The Fermi paradox has been discussed here a lot, and many times it has been argued that AI cannot be the great filter, because we would observe the paperclipping of the AI just as much as we would observe alien civilizations. I don’t think we should totally rule this out though.

It may very well be the case that most unfriendly AI are unstable in various ways. For instance imagine an AI that has a utility function that changes whenever it looks at it. Or an AI that can’t resolve the ontological crisis and so fails when it learns more about the world. Or maybe an AI that has a utility function that contradicts itself. There seem to be lots of ways that an AI can have bugs other than simply having goals that aren’t aligned with our values.

Of course most of these AI would simply crash, or flop around and not do anything. A small subset of them might foom and stabilize as it does so. Most AI developers would try to move their AI from the former to the latter, and in doing so may pass through a space of AI that can foom to a significant degree without totally stabilizing. Such an AI might become very powerful, but exhibit “insane” behaviors that cause it to destroy itself and its parent civilization.

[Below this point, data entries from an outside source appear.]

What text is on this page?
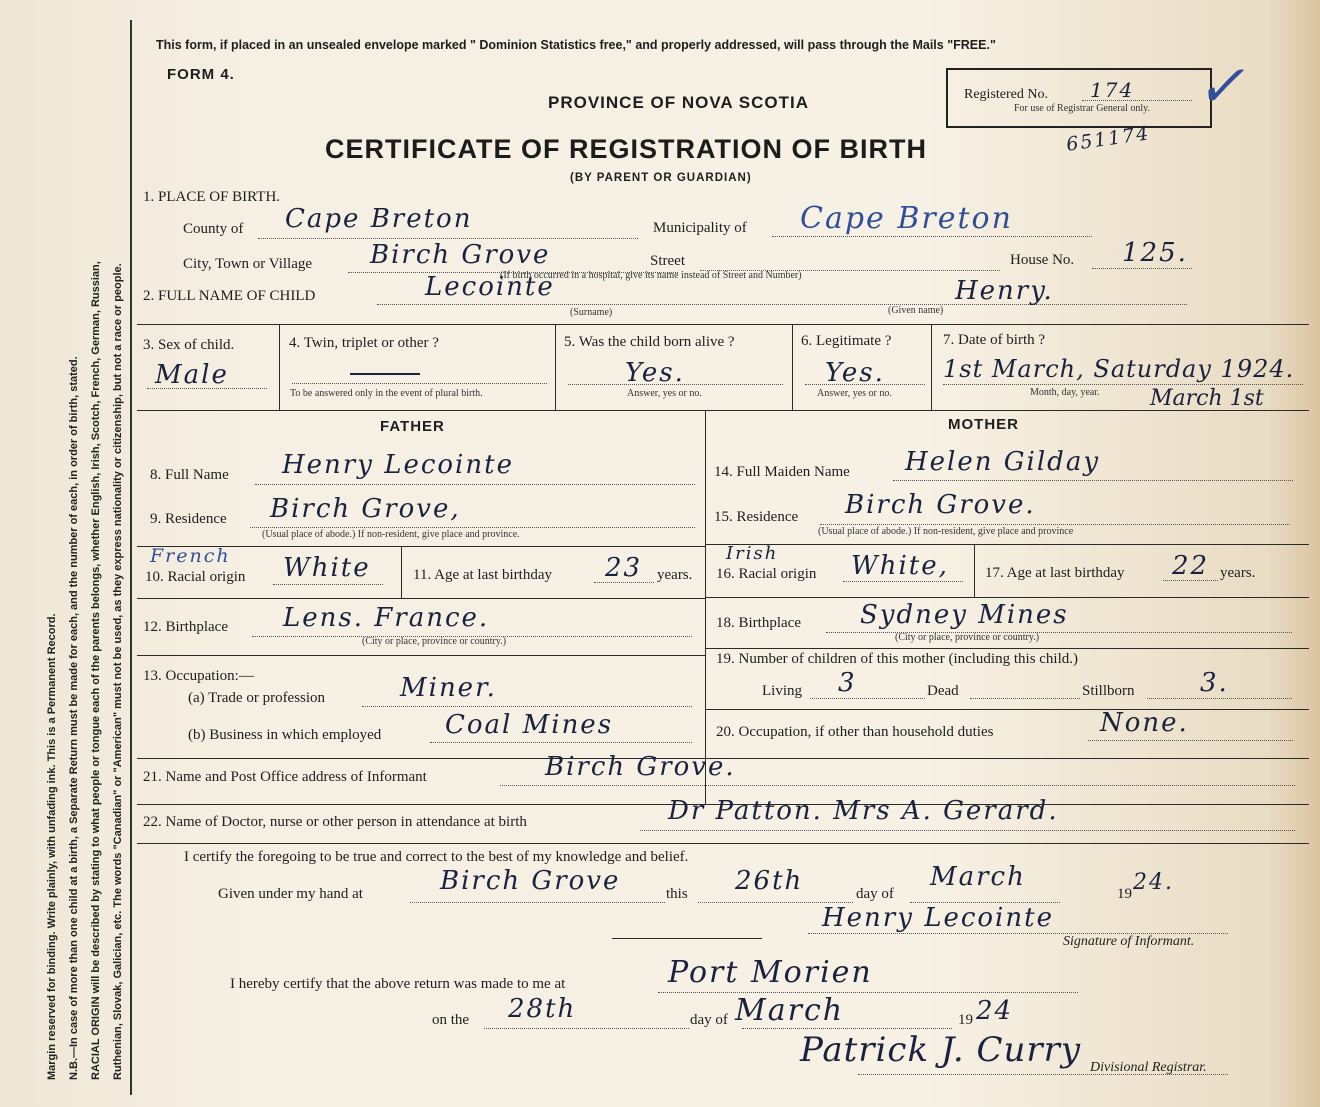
Margin reserved for binding. Write plainly, with unfading ink. This is a Permanent Record. N.B.—In case of more than one child at a birth, a Separate Return must be made for each, and the number of each, in order of birth, stated. RACIAL ORIGIN will be described by stating to what people or tongue each of the parents belongs, whether English, Irish, Scotch, French, German, Russian, Ruthenian, Slovak, Galician, etc. The words "Canadian" or "American" must not be used, as they express nationality or citizenship, but not a race or people.
This form, if placed in an unsealed envelope marked " Dominion Statistics free," and properly addressed, will pass through the Mails "FREE."
FORM 4.
PROVINCE OF NOVA SCOTIA
CERTIFICATE OF REGISTRATION OF BIRTH
(BY PARENT OR GUARDIAN)
Registered No. 174
For use of Registrar General only. ✓
651174
1. PLACE OF BIRTH.
County of Cape Breton	Municipality of Cape Breton
City, Town or Village Birch Grove	Street	House No. 125.
(If birth occurred in a hospital, give its name instead of Street and Number)
2. FULL NAME OF CHILD	Lecointe
(Surname)
Henry.
(Given name)
3. Sex of child.
Male
4. Twin, triplet or other ?
To be answered only in the event of plural birth.
5. Was the child born alive ?
Yes.
Answer, yes or no.
6. Legitimate ?
Yes.
Answer, yes or no.
7. Date of birth ?
1st March, Saturday 1924.
Month, day, year. March 1st
FATHER
8. Full Name Henry Lecointe
9. Residence Birch Grove,
(Usual place of abode.) If non-resident, give place and province.
French
10. Racial origin White	11. Age at last birthday 23 years.
12. Birthplace Lens. France.
(City or place, province or country.)
13. Occupation:—
(a) Trade or profession	Miner.
(b) Business in which employed Coal Mines
MOTHER
14. Full Maiden Name Helen Gilday
15. Residence Birch Grove.
(Usual place of abode.) If non-resident, give place and province
Irish
16. Racial origin White, 17. Age at last birthday 22 years.
18. Birthplace Sydney Mines
(City or place, province or country.)
19. Number of children of this mother (including this child.)
Living 3	Dead	Stillborn	3.
20. Occupation, if other than household duties	None.
21. Name and Post Office address of Informant	Birch Grove.
22. Name of Doctor, nurse or other person in attendance at birth	Dr Patton. Mrs A. Gerard.
I certify the foregoing to be true and correct to the best of my knowledge and belief.
Given under my hand at	Birch Grove	this 26th	day of
March
19 24.
Henry Lecointe
Signature of Informant.
I hereby certify that the above return was made to me at	Port Morien
on the 28th	day of March	19 24
Patrick J. Curry Divisional Registrar.
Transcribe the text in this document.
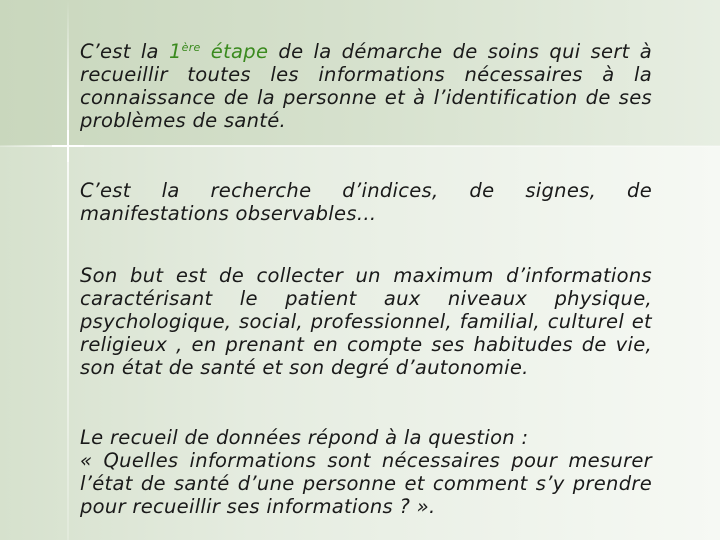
C’est la 1ère étape de la démarche de soins qui sert à recueillir toutes les informations nécessaires à la connaissance de la personne et à l’identification de ses problèmes de santé.

C’est la recherche d’indices, de signes, de manifestations observables…

Son but est de collecter un maximum d’informations caractérisant le patient aux niveaux physique, psychologique, social, professionnel, familial, culturel et religieux , en prenant en compte ses habitudes de vie, son état de santé et son degré d’autonomie.

Le recueil de données répond à la question :

« Quelles informations sont nécessaires pour mesurer l’état de santé d’une personne et comment s’y prendre pour recueillir ses informations ? ».
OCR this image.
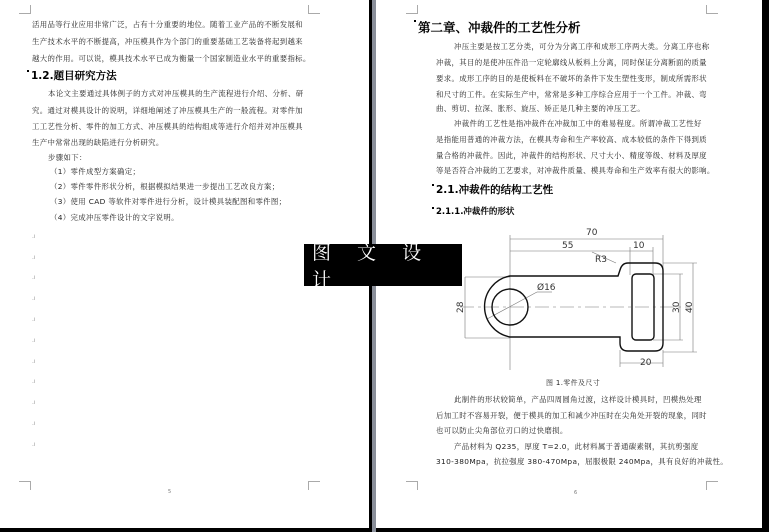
活用品等行业应用非常广泛，占有十分重要的地位。随着工业产品的不断发展和
生产技术水平的不断提高，冲压模具作为个部门的重要基础工艺装备将起到越来
越大的作用。可以说，模具技术水平已成为衡量一个国家制造业水平的重要指标。
1.2.题目研究方法
本论文主要通过具体例子的方式对冲压模具的生产流程进行介绍、分析、研
究。通过对模具设计的说明，详细地阐述了冲压模具生产的一般流程。对零件加
工工艺性分析、零件的加工方式、冲压模具的结构组成等进行介绍并对冲压模具
生产中常常出现的缺陷进行分析研究。
步骤如下：
（1）零件成型方案确定；
（2）零件零件形状分析，根据模拟结果进一步提出工艺改良方案；
（3）使用 CAD 等软件对零件进行分析，设计模具装配图和零件图；
（4）完成冲压零件设计的文字说明。
.ı
.ı
.ı
.ı
.ı
.ı
.ı
.ı
.ı
.ı
.ı
5
第二章、冲裁件的工艺性分析
冲压主要是按工艺分类，可分为分离工序和成形工序两大类。分离工序也称
冲裁，其目的是使冲压件沿一定轮廓线从板料上分离，同时保证分离断面的质量
要求。成形工序的目的是使板料在不破坏的条件下发生塑性变形，制成所需形状
和尺寸的工件。在实际生产中，常常是多种工序综合应用于一个工件。冲裁、弯
曲、剪切、拉深、胀形、旋压、矫正是几种主要的冲压工艺。
冲裁件的工艺性是指冲裁件在冲裁加工中的难易程度。所谓冲裁工艺性好
是指能用普通的冲裁方法，在模具寿命和生产率较高、成本较低的条件下得到质
量合格的冲裁件。因此，冲裁件的结构形状、尺寸大小、精度等级、材料及厚度
等是否符合冲裁的工艺要求，对冲裁件质量、模具寿命和生产效率有很大的影响。
2.1.冲裁件的结构工艺性
2.1.1.冲裁件的形状
图 1.零件及尺寸
此制件的形状较简单，产品四周圆角过渡，这样设计模具时，凹模热处理
后加工时不容易开裂，便于模具的加工和减少冲压时在尖角处开裂的现象，同时
也可以防止尖角部位刃口的过快磨损。
产品材料为 Q235，厚度 T=2.0，此材料属于普通碳素钢，其抗剪强度
310-380Mpa，抗拉强度 380-470Mpa，屈服极限 240Mpa，具有良好的冲裁性。
6
70
55	10
R3
Ø16
20
28	30 40
图 文 设 计
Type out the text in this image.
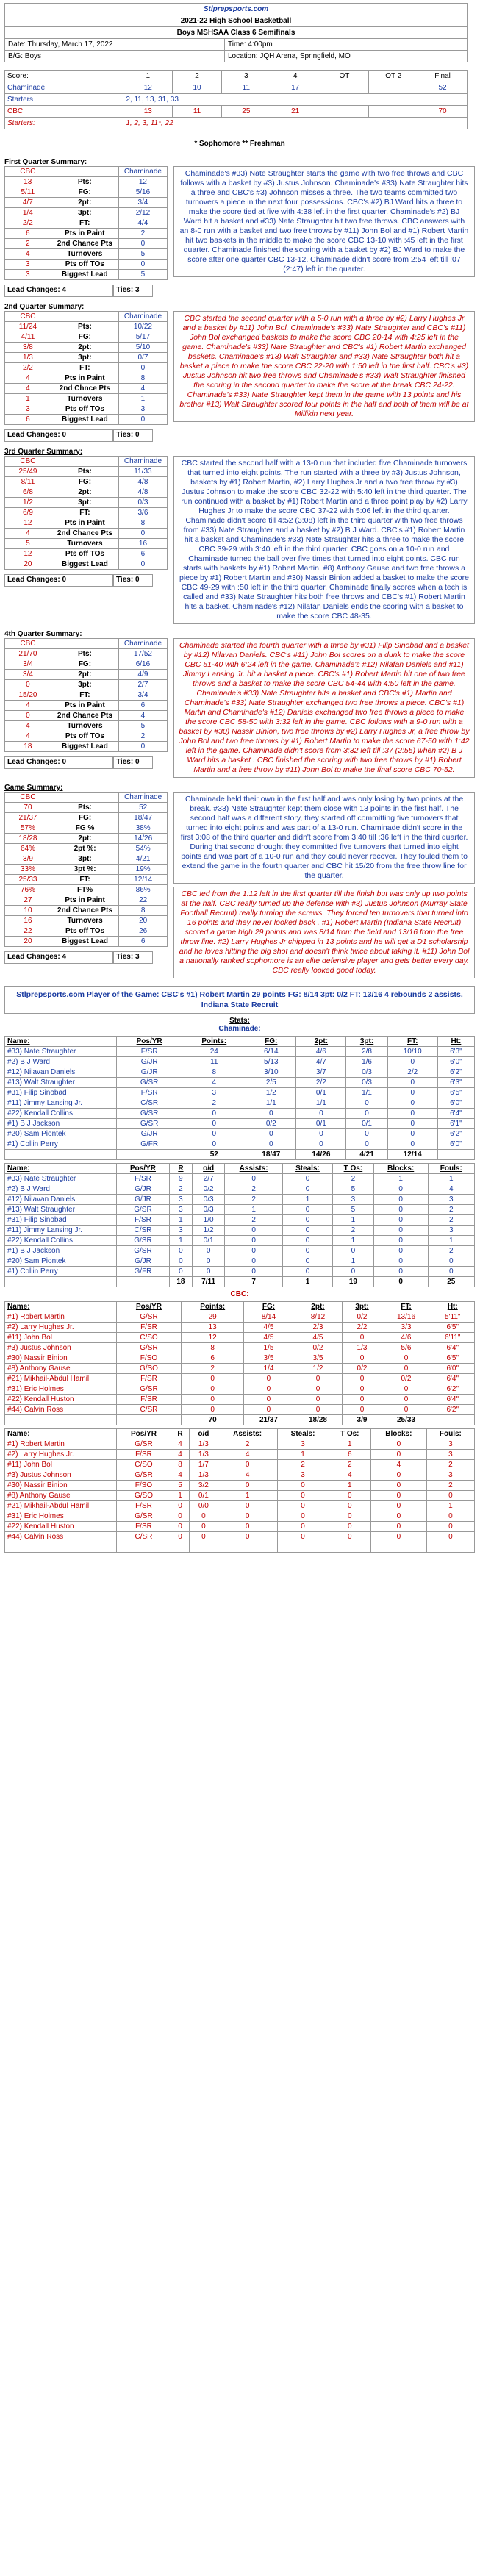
Stlprepsports.com	
2021-22 High School Basketball	
Boys MSHSAA Class 6 Semifinals	
Date: Thursday, March 17, 2022	Time: 4:00pm
B/G: Boys	Location: JQH Arena, Springfield, MO
Score:	1	2	3	4	OT	OT 2	Final
Chaminade	12	10	11	17			52
Starters	2, 11, 13, 31, 33						
CBC	13	11	25	21			70
Starters:	1, 2, 3, 11*, 22						
* Sophomore ** Freshman
First Quarter Summary:
CBC		Chaminade
13	Pts:	12
5/11	FG:	5/16
4/7	2pt:	3/4
1/4	3pt:	2/12
2/2	FT:	4/4
6	Pts in Paint	2
2	2nd Chance Pts	0
4	Turnovers	5
3	Pts off TOs	0
3	Biggest Lead	5
Lead Changes: 4	Ties: 3
Chaminade's #33) Nate Straughter starts the game with two free throws and CBC follows with a basket by #3) Justus Johnson. Chaminade's #33) Nate Straughter hits a three and CBC's #3) Johnson misses a three. The two teams committed two turnovers a piece in the next four possessions. CBC's #2) BJ Ward hits a three to make the score tied at five with 4:38 left in the first quarter. Chaminade's #2) BJ Ward hit a basket and #33) Nate Straughter hit two free throws. CBC answers with an 8-0 run with a basket and two free throws by #11) John Bol and #1) Robert Martin hit two baskets in the middle to make the score CBC 13-10 with :45 left in the first quarter. Chaminade finished the scoring with a basket by #2) BJ Ward to make the score after one quarter CBC 13-12. Chaminade didn't score from 2:54 left till :07 (2:47) left in the quarter.
2nd Quarter Summary:
CBC		Chaminade
11/24	Pts:	10/22
4/11	FG:	5/17
3/8	2pt:	5/10
1/3	3pt:	0/7
2/2	FT:	0
4	Pts in Paint	8
4	2nd Chnce Pts	4
1	Turnovers	1
3	Pts off TOs	3
6	Biggest Lead	0
Lead Changes: 0	Ties: 0
CBC started the second quarter with a 5-0 run with a three by #2) Larry Hughes Jr and a basket by #11) John Bol. Chaminade's #33) Nate Straughter and CBC's #11) John Bol exchanged baskets to make the score CBC 20-14 with 4:25 left in the game. Chaminade's #33) Nate Straughter and CBC's #1) Robert Martin exchanged baskets. Chaminade's #13) Walt Straughter and #33) Nate Straughter both hit a basket a piece to make the score CBC 22-20 with 1:50 left in the first half. CBC's #3) Justus Johnson hit two free throws and Chaminade's #33) Walt Straughter finished the scoring in the second quarter to make the score at the break CBC 24-22. Chaminade's #33) Nate Straughter kept them in the game with 13 points and his brother #13) Walt Straughter scored four points in the half and both of them will be at Millikin next year.
3rd Quarter Summary:
CBC		Chaminade
25/49	Pts:	11/33
8/11	FG:	4/8
6/8	2pt:	4/8
1/2	3pt:	0/3
6/9	FT:	3/6
12	Pts in Paint	8
4	2nd Chance Pts	0
5	Turnovers	16
12	Pts off TOs	6
20	Biggest Lead	0
Lead Changes: 0	Ties: 0
CBC started the second half with a 13-0 run that included five Chaminade turnovers that turned into eight points. The run started with a three by #3) Justus Johnson, baskets by #1) Robert Martin, #2) Larry Hughes Jr and a two free throw by #3) Justus Johnson to make the score CBC 32-22 with 5:40 left in the third quarter. The run continued with a basket by #1) Robert Martin and a three point play by #2) Larry Hughes Jr to make the score CBC 37-22 with 5:06 left in the third quarter. Chaminade didn't score till 4:52 (3:08) left in the third quarter with two free throws from #33) Nate Straughter and a basket by #2) B J Ward. CBC's #1) Robert Martin hit a basket and Chaminade's #33) Nate Straughter hits a three to make the score CBC 39-29 with 3:40 left in the third quarter. CBC goes on a 10-0 run and Chaminade turned the ball over five times that turned into eight points. CBC run starts with baskets by #1) Robert Martin, #8) Anthony Gause and two free throws a piece by #1) Robert Martin and #30) Nassir Binion added a basket to make the score CBC 49-29 with :50 left in the third quarter. Chaminade finally scores when a tech is called and #33) Nate Straughter hits both free throws and CBC's #1) Robert Martin hits a basket. Chaminade's #12) Nilafan Daniels ends the scoring with a basket to make the score CBC 48-35.
4th Quarter Summary:
CBC		Chaminade
21/70	Pts:	17/52
3/4	FG:	6/16
3/4	2pt:	4/9
0	3pt:	2/7
15/20	FT:	3/4
4	Pts in Paint	6
0	2nd Chance Pts	4
4	Turnovers	5
4	Pts off TOs	2
18	Biggest Lead	0
Lead Changes: 0	Ties: 0
Chaminade started the fourth quarter with a three by #31) Filip Sinobad and a basket by #12) Nilavan Daniels. CBC's #11) John Bol scores on a dunk to make the score CBC 51-40 with 6:24 left in the game. Chaminade's #12) Nilafan Daniels and #11) Jimmy Lansing Jr. hit a basket a piece. CBC's #1) Robert Martin hit one of two free throws and a basket to make the score CBC 54-44 with 4:50 left in the game. Chaminade's #33) Nate Straughter hits a basket and CBC's #1) Martin and Chaminade's #33) Nate Straughter exchanged two free throws a piece. CBC's #1) Martin and Chaminade's #12) Daniels exchanged two free throws a piece to make the score CBC 58-50 with 3:32 left in the game. CBC follows with a 9-0 run with a basket by #30) Nassir Binion, two free throws by #2) Larry Hughes Jr, a free throw by John Bol and two free throws by #1) Robert Martin to make the score 67-50 with 1:42 left in the game. Chaminade didn't score from 3:32 left till :37 (2:55) when #2) B J Ward hits a basket . CBC finished the scoring with two free throws by #1) Robert Martin and a free throw by #11) John Bol to make the final score CBC 70-52.
Game Summary:
CBC		Chaminade
70	Pts:	52
21/37	FG:	18/47
57%	FG %	38%
18/28	2pt:	14/26
64%	2pt %:	54%
3/9	3pt:	4/21
33%	3pt %:	19%
25/33	FT:	12/14
76%	FT%	86%
27	Pts in Paint	22
10	2nd Chance Pts	8
16	Turnovers	20
22	Pts off TOs	26
20	Biggest Lead	6
Lead Changes: 4	Ties: 3
Chaminade held their own in the first half and was only losing by two points at the break. #33) Nate Straughter kept them close with 13 points in the first half. The second half was a different story, they started off committing five turnovers that turned into eight points and was part of a 13-0 run. Chaminade didn't score in the first 3:08 of the third quarter and didn't score from 3:40 till :36 left in the third quarter. During that second drought they committed five turnovers that turned into eight points and was part of a 10-0 run and they could never recover. They fouled them to extend the game in the fourth quarter and CBC hit 15/20 from the free throw line for the quarter.
CBC led from the 1:12 left in the first quarter till the finish but was only up two points at the half. CBC really turned up the defense with #3) Justus Johnson (Murray State Football Recruit) really turning the screws. They forced ten turnovers that turned into 16 points and they never looked back . #1) Robert Martin (Indiana State Recruit) scored a game high 29 points and was 8/14 from the field and 13/16 from the free throw line. #2) Larry Hughes Jr chipped in 13 points and he will get a D1 scholarship and he loves hitting the big shot and doesn't think twice about taking it. #11) John Bol a nationally ranked sophomore is an elite defensive player and gets better every day. CBC really looked good today.
Stlprepsports.com Player of the Game: CBC's #1) Robert Martin 29 points FG: 8/14 3pt: 0/2 FT: 13/16 4 rebounds 2 assists. Indiana State Recruit
Stats:
Chaminade:
Name:	Pos/YR	Points:	FG:	2pt:	3pt:	FT:	Ht:
#33) Nate Straughter	F/SR	24	6/14	4/6	2/8	10/10	6'3"
#2) B J Ward	G/JR	11	5/13	4/7	1/6	0	6'0"
#12) Nilavan Daniels	G/JR	8	3/10	3/7	0/3	2/2	6'2"
#13) Walt Straughter	G/SR	4	2/5	2/2	0/3	0	6'3"
#31) Filip Sinobad	F/SR	3	1/2	0/1	1/1	0	6'5"
#11) Jimmy Lansing Jr.	C/SR	2	1/1	1/1	0	0	6'0"
#22) Kendall Collins	G/SR	0	0	0	0	0	6'4"
#1) B J Jackson	G/SR	0	0/2	0/1	0/1	0	6'1"
#20) Sam Piontek	G/JR	0	0	0	0	0	6'2"
#1) Collin Perry	G/FR	0	0	0	0	0	6'0"
		52	18/47	14/26	4/21	12/14	
Name:	Pos/YR	R	o/d	Assists:	Steals:	T Os:	Blocks:	Fouls:
#33) Nate Straughter	F/SR	9	2/7	0	0	2	1	1
#2) B J Ward	G/JR	2	0/2	2	0	5	0	4
#12) Nilavan Daniels	G/JR	3	0/3	2	1	3	0	3
#13) Walt Straughter	G/SR	3	0/3	1	0	5	0	2
#31) Filip Sinobad	F/SR	1	1/0	2	0	1	0	2
#11) Jimmy Lansing Jr.	C/SR	3	1/2	0	0	2	0	3
#22) Kendall Collins	G/SR	1	0/1	0	0	1	0	1
#1) B J Jackson	G/SR	0	0	0	0	0	0	2
#20) Sam Piontek	G/JR	0	0	0	0	1	0	0
#1) Collin Perry	G/FR	0	0	0	0	0	0	0
		18	7/11	7	1	19	0	25
CBC:
Name:	Pos/YR	Points:	FG:	2pt:	3pt:	FT:	Ht:
#1) Robert Martin	G/SR	29	8/14	8/12	0/2	13/16	5'11"
#2) Larry Hughes Jr.	F/SR	13	4/5	2/3	2/2	3/3	6'5"
#11) John Bol	C/SO	12	4/5	4/5	0	4/6	6'11"
#3) Justus Johnson	G/SR	8	1/5	0/2	1/3	5/6	6'4"
#30) Nassir Binion	F/SO	6	3/5	3/5	0	0	6'5"
#8) Anthony Gause	G/SO	2	1/4	1/2	0/2	0	6'0"
#21) Mikhail-Abdul Hamil	F/SR	0	0	0	0	0/2	6'4"
#31) Eric Holmes	G/SR	0	0	0	0	0	6'2"
#22) Kendall Huston	F/SR	0	0	0	0	0	6'4"
#44) Calvin Ross	C/SR	0	0	0	0	0	6'2"
		70	21/37	18/28	3/9	25/33	
Name:	Pos/YR	R	o/d	Assists:	Steals:	T Os:	Blocks:	Fouls:
#1) Robert Martin	G/SR	4	1/3	2	3	1	0	3
#2) Larry Hughes Jr.	F/SR	4	1/3	4	1	6	0	3
#11) John Bol	C/SO	8	1/7	0	2	2	4	2
#3) Justus Johnson	G/SR	4	1/3	4	3	4	0	3
#30) Nassir Binion	F/SO	5	3/2	0	0	1	0	2
#8) Anthony Gause	G/SO	1	0/1	1	0	0	0	0
#21) Mikhail-Abdul Hamil	F/SR	0	0/0	0	0	0	0	1
#31) Eric Holmes	G/SR	0	0	0	0	0	0	0
#22) Kendall Huston	F/SR	0	0	0	0	0	0	0
#44) Calvin Ross	C/SR	0	0	0	0	0	0	0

It might seem unlikely that an “insane” AI could manage to foom, but remember that we ourselves are examples of systems that can use general reasoning to gain power while still having serious flaws.

This would prevent us from observing either alien civilizations or paperclipping, and is appealing as a solution to the Fermi paradox because any advancing civilization would likely begin developing AI. Other threats that could arise after the emergence of civilization probably require the civilization to exhibit behaviors that not all civilizations would. Just because we threatened each other with nuclear annihilation doesn’t mean all civilizations would, and it only takes one exception. But AI development is a natural step in the path of progress and very tricky. No matter how a civilization behaves, it could still get AI wrong.

If this does work as a solution, it would imply that friendliness is super hard. Most of the destroyed civilizations probably thought they had it figured out when they first flipped the switch.